Yet another committee investigating Abu Ghraib has taken yet another timid step in assigning responsibility for the torture to the top of the Administration. Months after the initial revelations about the Admin’s cold and calculating search for legal loopholes in the Geneva Convention that would allow the US to torture prisoners for information (White House Counsel Alberto Gonzales called the Convention ‘quaint’ and ‘irrelevant’) and its in-house support for torture as a tactic, the Schlesinger panel concludes that responsibility lies with Rumsfeld and the DoD.
WASHINGTON, Aug. 24 – For Donald H. Rumsfeld to resign over the prison abuses at Abu Ghraib would be a mistake, the four-member panel headed by James M. Schlesinger asserted Tuesday. But in tracing responsibility for what went wrong at Abu Ghraib, it drew a line that extended to the defense secretary’s office.The panel cited what it called major failures on the part of Mr. Rumsfeld and his aides in not anticipating and responding swiftly to the post-invasion insurgency in Iraq. On the eve of the Republican convention, that verdict could not have been welcome at the White House, where postwar problems in Iraq represent perhaps President Bush’s greatest political liability.

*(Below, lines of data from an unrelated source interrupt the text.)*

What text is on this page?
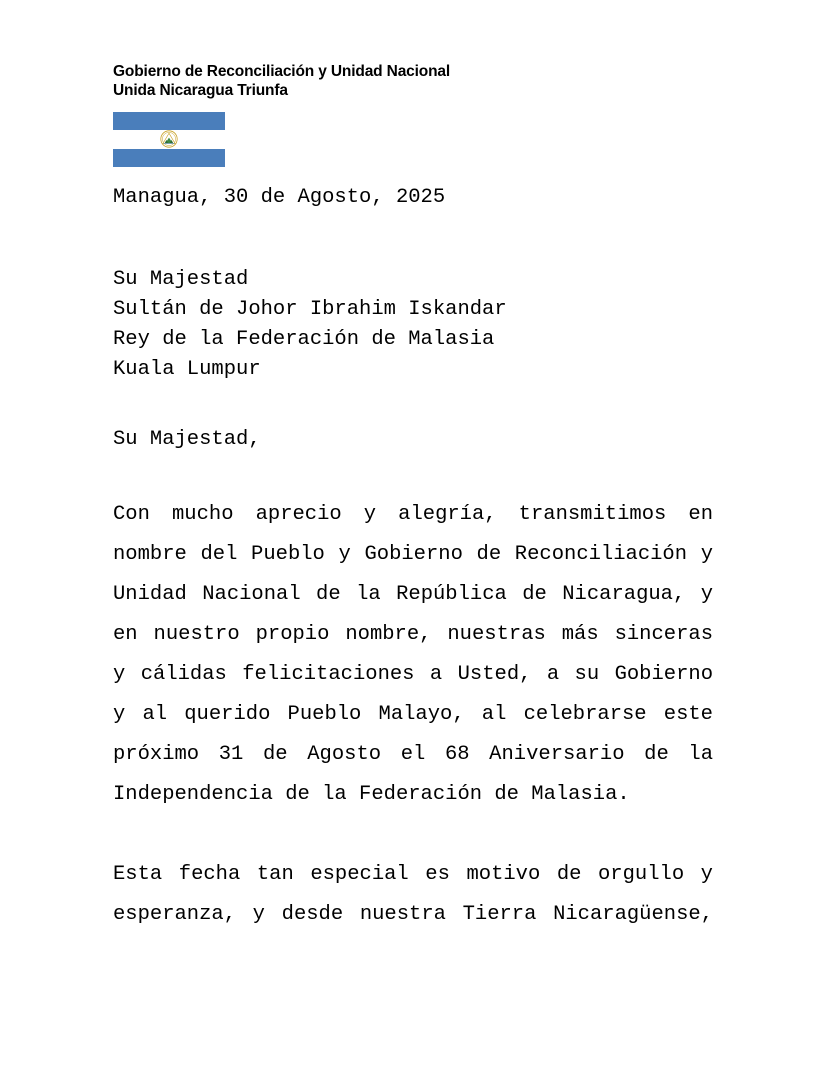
Gobierno de Reconciliación y Unidad Nacional
Unida Nicaragua Triunfa
Managua, 30 de Agosto, 2025
Su Majestad
Sultán de Johor Ibrahim Iskandar
Rey de la Federación de Malasia
Kuala Lumpur
Su Majestad,

Con mucho aprecio y alegría, transmitimos en nombre del Pueblo y Gobierno de Reconciliación y Unidad Nacional de la República de Nicaragua, y en nuestro propio nombre, nuestras más sinceras y cálidas felicitaciones a Usted, a su Gobierno y al querido Pueblo Malayo, al celebrarse este próximo 31 de Agosto el 68 Aniversario de la Independencia de la Federación de Malasia.

Esta fecha tan especial es motivo de orgullo y esperanza, y desde nuestra Tierra Nicaragüense,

The report rarely mentions Mr. Rumsfeld by name, referring most often instead to the “office of the secretary of defense.” But as a sharp criticism of postwar planning for Iraq, it represents the most explicit official indictment to date of an operation that was very much the province of Mr. Rumsfeld and his top deputies.
A ‘failure’ is not the same thing as a ‘decision’. The panel is saying what the evidence compels it to say but putting it in a context that ignores some key decisions that suggest very strongly that Abu Ghaib was planned all along. A few of those questions:
***Why was Boykin not fired after his anti-Muslim/pro-fundamentalist Xtian comments?
***Why was Boykin put in charge of the Army’s prison system?
***Why did Rumsfeld allow Boykin to appoint MajGen Geoffrey Miller as head of the prison system in Iraq even though Miller’s use of torture techniques while he was in charge of Gitmo was an open secret and potential scandal?
***Why was Army Intelligence put in charge of the ‘interrogations’?
***Why was Gen Karpinski–and others in the theater–told not to interfere with them even though she was supposed to be in command at AG?
***Where–and who–did that order come from?
The Schlesinger panel’s criticism of Rumsfeld’s ‘failure to respond’ doesn’t connect any of these dots or answer any of those questions; it ducks altogether the thorny possibility that Rumsfeld didn’t ‘respond’ because it was a policy he knew all about and had in fact deliberately implemented. Instead it pretends that leaving Boykin and Miller in charge was somehow an accidental oversight. That’s quite an assumption given the intensity with which the DoD, DoJ, and BA hunted for legal rationalizations for the US to justify precisely what US interrogators later did at AG. It’s an incredible assumption given that Rumsfeld not only knew what had been going on at Gitmo under Miller but had publicly defended it.
The only way to avoid pointing the finger directly at the Bush Admin is by compartmentalizing all these separate findings and then making believe they’re totally unconnected to each other. Put them together and the inevitable conclusion is that Rumsfeld and the BA planned, developed, and implemented a specific policy; the pieces can’t be explained rationally any other way.
It is becoming, bit by bit, clearer and more inescapable that responsibility for the torture at Abu Ghraib belongs on the desk where Harry Truman said the buck stopped.